Director: Joe Wright
Darkest hour focuses on the period starting in 1940, when Neville Chamberlain (Ronald Pickup) is forced to step aside as British Prime Minister and Winston Churchill (Gary Oldman) is the only choice to step up to the role after a close rival Viscount Halifax (Stephen Dillane) declines the offer. Facing the imminent threat of invasion from Hitler’s forces marching across Western Europe, Churchill has to navigate a course to survival against a King who has little faith in him and plotting within his own party after making some unpopular policies and decisions.
Of course, all the talk is of Gary Oldman and a role most would probably never have imagined him playing. He’s a good guy for a start, often Oldman has been cast as the sinister bad guy but here he gets to play the other side and he revels in the role. At first you see the very grumpy and stern man but as the film progresses you see a more human side to the man when his relationship with his wife and secretary are explored a little more closely. This is where Kristin Scott Thomas and Lily James come in, respectively. They provide an excellent foil to Oldman’s portrayal as Churchill. Thomas shows a stunning loyalty as his long-suffering wife and although I’m not sure about James overall, her journey from being intimidated by her new superior to trusted confidant is interesting to follow. Gary Oldman’s performance is rightly winning him the accolades coming his way but it’s worth noting he has an excellent support network around him. As well as the main cast there’s fantastic support from the likes of Stephen Dillane, Ben Mendelsohn as King George and Joe Armstrong.

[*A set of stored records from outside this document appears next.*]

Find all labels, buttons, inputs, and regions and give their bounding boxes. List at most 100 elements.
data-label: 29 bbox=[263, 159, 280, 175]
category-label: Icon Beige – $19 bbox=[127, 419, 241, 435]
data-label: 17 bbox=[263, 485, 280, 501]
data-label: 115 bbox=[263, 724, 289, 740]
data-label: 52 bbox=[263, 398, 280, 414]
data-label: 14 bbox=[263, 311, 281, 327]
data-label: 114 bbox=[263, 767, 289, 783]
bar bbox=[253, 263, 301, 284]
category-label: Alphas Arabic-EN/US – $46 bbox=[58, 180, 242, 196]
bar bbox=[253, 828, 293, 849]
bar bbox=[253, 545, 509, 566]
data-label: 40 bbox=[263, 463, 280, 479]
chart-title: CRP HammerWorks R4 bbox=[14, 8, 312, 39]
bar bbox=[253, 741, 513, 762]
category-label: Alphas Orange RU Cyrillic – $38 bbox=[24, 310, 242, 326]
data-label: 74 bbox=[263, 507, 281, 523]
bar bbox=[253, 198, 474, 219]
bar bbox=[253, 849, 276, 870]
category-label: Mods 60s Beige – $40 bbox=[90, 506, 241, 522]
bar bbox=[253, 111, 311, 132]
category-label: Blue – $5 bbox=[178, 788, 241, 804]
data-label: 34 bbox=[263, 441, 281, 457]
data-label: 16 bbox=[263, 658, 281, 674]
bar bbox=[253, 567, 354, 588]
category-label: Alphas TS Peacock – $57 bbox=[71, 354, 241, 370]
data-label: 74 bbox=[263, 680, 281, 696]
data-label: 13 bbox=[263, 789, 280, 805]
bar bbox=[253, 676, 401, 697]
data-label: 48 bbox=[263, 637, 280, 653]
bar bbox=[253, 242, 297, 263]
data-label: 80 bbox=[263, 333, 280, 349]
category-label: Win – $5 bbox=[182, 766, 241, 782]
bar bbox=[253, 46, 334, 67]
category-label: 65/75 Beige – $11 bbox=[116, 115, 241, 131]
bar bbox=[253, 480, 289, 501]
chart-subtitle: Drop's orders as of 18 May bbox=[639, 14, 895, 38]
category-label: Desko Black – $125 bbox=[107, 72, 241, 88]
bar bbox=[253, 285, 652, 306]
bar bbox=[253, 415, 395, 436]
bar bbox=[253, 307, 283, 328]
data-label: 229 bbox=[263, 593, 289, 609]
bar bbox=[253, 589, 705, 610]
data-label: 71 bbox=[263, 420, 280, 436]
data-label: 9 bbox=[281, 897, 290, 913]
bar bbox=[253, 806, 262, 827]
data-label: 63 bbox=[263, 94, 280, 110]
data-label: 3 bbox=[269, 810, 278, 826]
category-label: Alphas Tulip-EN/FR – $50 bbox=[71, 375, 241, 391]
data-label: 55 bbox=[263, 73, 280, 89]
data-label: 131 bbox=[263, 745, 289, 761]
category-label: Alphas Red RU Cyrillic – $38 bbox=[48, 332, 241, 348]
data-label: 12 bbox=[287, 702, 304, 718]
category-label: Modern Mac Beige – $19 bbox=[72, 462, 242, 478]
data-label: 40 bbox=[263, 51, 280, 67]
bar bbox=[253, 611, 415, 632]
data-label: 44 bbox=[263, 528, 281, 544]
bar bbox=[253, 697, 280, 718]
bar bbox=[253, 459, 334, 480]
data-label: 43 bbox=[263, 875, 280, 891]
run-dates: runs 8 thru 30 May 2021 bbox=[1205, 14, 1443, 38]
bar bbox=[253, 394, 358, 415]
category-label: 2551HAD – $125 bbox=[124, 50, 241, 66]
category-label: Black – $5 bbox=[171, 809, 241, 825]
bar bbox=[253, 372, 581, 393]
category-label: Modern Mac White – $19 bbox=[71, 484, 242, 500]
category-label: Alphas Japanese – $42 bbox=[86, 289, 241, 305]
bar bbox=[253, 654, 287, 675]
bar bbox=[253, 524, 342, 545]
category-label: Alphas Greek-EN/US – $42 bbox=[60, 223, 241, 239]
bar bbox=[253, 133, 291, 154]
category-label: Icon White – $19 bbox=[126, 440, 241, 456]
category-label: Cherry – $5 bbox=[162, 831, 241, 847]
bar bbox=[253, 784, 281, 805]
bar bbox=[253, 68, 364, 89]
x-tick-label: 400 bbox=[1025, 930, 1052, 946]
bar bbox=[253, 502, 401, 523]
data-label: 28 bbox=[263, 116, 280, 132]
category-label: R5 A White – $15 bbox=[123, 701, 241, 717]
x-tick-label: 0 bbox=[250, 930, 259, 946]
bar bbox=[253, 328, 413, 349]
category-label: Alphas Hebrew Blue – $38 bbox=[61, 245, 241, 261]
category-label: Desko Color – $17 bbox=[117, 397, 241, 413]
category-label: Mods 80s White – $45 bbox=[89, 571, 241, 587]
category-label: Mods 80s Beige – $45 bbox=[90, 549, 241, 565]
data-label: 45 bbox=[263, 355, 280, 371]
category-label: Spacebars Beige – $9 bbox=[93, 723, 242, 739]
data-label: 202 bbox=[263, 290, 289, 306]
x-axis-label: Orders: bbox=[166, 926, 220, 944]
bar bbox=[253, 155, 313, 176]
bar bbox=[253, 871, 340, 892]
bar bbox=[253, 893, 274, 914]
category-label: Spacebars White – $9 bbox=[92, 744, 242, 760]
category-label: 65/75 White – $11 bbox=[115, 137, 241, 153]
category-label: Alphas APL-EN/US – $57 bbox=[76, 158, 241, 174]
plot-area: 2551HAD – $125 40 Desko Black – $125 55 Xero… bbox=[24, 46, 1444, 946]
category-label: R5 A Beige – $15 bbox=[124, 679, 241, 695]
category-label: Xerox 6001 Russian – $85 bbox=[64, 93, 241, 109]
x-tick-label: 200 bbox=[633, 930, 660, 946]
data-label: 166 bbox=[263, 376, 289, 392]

Darkest Hour is an excellent film. Anyone expecting this to be about how the war leading to victory then you might be disappointed. That said, these events do pave the way for how victory was actually achieved. The events in this film are told in great detail about how Churchill managed to win round a doubting King and silence his critics, if this hadn’t happened then there would have been no victory. I can’t comment as to how accurate these events are as history was never my strong point but in terms of story telling based on fact this is an excellent example of how to do it correctly. Having already illustrated how well a finely chosen cast make the film well-played is matched evenly by some very straight forward direction from Joe Wright. I really got the feeling that he just allowed the film to flow to the pace of the cast, therefore allowing them to dictate (pardon the pun) how well the film came across. Given the title, it was in some parts much lighter than I expected with some very amusing little quips and moments that showed a British spirit that, these days, is sadly lacking. As historical dramas go, and the focus more on the politics than the war itself, Darkest Hour is a fine film.